Alternative fuels

Wired: Power your car with pee

A scientist at Ohio University has developed a catalyst capable of extracting hydrogen from urine. That’s right. Urine. Now you can fill one tank while draining another.
Gerardine Botte claims the device uses significantly less energy than is needed to extract hydrogen from water and says it could power hydrogen fuel cell vehicles in the near future. Her electrolyzer uses a nickel-based electrode to extract hydrogen from urea (NH2)2CO, the main component in urine. Hydrogen is less tightly bound to the nitrogen in urea than to the oxygen in water, so the electrolyzer needs just 0.37 volts across the cell to oxidize the urea, according to Botte. That’s less than half the amount of energy in an AA battery and considerably less than the 1.23 volts needed to split water.
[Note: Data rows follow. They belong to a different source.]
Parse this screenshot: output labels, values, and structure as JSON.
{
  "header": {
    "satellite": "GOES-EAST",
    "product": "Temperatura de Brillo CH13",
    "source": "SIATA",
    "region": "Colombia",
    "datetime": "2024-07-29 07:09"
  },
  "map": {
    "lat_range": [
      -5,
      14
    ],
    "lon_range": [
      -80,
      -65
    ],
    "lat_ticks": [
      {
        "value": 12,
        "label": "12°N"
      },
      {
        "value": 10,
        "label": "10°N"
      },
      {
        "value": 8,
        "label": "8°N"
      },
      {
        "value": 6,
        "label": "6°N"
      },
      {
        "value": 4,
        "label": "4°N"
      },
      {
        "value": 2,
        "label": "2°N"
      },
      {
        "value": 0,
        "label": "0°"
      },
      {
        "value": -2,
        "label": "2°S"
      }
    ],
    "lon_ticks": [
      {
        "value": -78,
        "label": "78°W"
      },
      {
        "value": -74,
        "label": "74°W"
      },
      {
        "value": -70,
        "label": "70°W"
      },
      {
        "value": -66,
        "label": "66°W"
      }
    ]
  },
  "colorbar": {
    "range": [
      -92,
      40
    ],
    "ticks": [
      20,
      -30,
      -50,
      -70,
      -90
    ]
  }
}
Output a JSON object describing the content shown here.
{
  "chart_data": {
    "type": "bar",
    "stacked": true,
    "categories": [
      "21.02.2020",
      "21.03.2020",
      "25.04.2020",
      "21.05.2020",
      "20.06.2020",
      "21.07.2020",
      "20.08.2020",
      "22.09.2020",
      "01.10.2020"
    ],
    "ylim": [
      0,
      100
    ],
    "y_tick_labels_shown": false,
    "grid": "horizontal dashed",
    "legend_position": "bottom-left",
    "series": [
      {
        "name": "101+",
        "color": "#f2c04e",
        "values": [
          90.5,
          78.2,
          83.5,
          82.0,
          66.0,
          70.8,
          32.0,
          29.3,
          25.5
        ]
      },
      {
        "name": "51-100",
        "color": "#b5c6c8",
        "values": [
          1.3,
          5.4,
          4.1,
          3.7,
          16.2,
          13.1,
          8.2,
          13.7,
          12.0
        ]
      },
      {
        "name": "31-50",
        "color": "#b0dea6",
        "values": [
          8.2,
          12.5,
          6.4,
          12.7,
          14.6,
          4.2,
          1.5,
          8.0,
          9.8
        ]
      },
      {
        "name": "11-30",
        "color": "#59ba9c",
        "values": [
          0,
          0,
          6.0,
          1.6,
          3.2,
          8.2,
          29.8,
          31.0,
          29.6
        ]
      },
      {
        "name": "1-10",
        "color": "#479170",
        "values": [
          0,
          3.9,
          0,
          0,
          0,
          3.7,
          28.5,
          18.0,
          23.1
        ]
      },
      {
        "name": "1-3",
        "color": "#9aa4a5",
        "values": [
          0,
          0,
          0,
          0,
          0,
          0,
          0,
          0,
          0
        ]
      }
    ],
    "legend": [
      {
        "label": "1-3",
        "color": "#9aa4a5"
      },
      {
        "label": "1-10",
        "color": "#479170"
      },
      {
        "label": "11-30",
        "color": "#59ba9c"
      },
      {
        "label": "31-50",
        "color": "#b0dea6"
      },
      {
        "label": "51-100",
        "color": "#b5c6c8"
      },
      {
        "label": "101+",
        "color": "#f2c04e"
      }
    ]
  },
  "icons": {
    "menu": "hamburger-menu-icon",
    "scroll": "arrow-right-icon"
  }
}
In all the hoopla about hydrogen-powered fuel cells, it's rare to find an article that includes the energy cost of generating the hydrogen.  Hydrogen requires electricity, and if your zero-emissions car is ultimately powered by an emissions-spewing coal-fired power station, there's no net reduction in carbon emissions. The article mentions hooking up the electrolyzer to a rooftop solar panel for better renewable energy usage.

I'd love to drive a vehicle that reduced dependence on imported oil, but emissions calculations that ignore the fuel cost are just pushing the pollution off on something else that may be a worse polluter than the humble petrol engine.  Botte's electrolyzer is the first decent hydrogen solution I've seen.  This was mentioned in the Columbus Dispatch over a year ago, Wired is a little late to the party.

(ETA:


Wired is somewhat muddled on their units, 0.37v is less than 1.23v but that's not an energy measurement because it's missing the current part.  Volts x amps = watts, which IS an energy measurement.  Assuming they used the same current, then yes, that's a drop in overall energy required to create hydrogen.)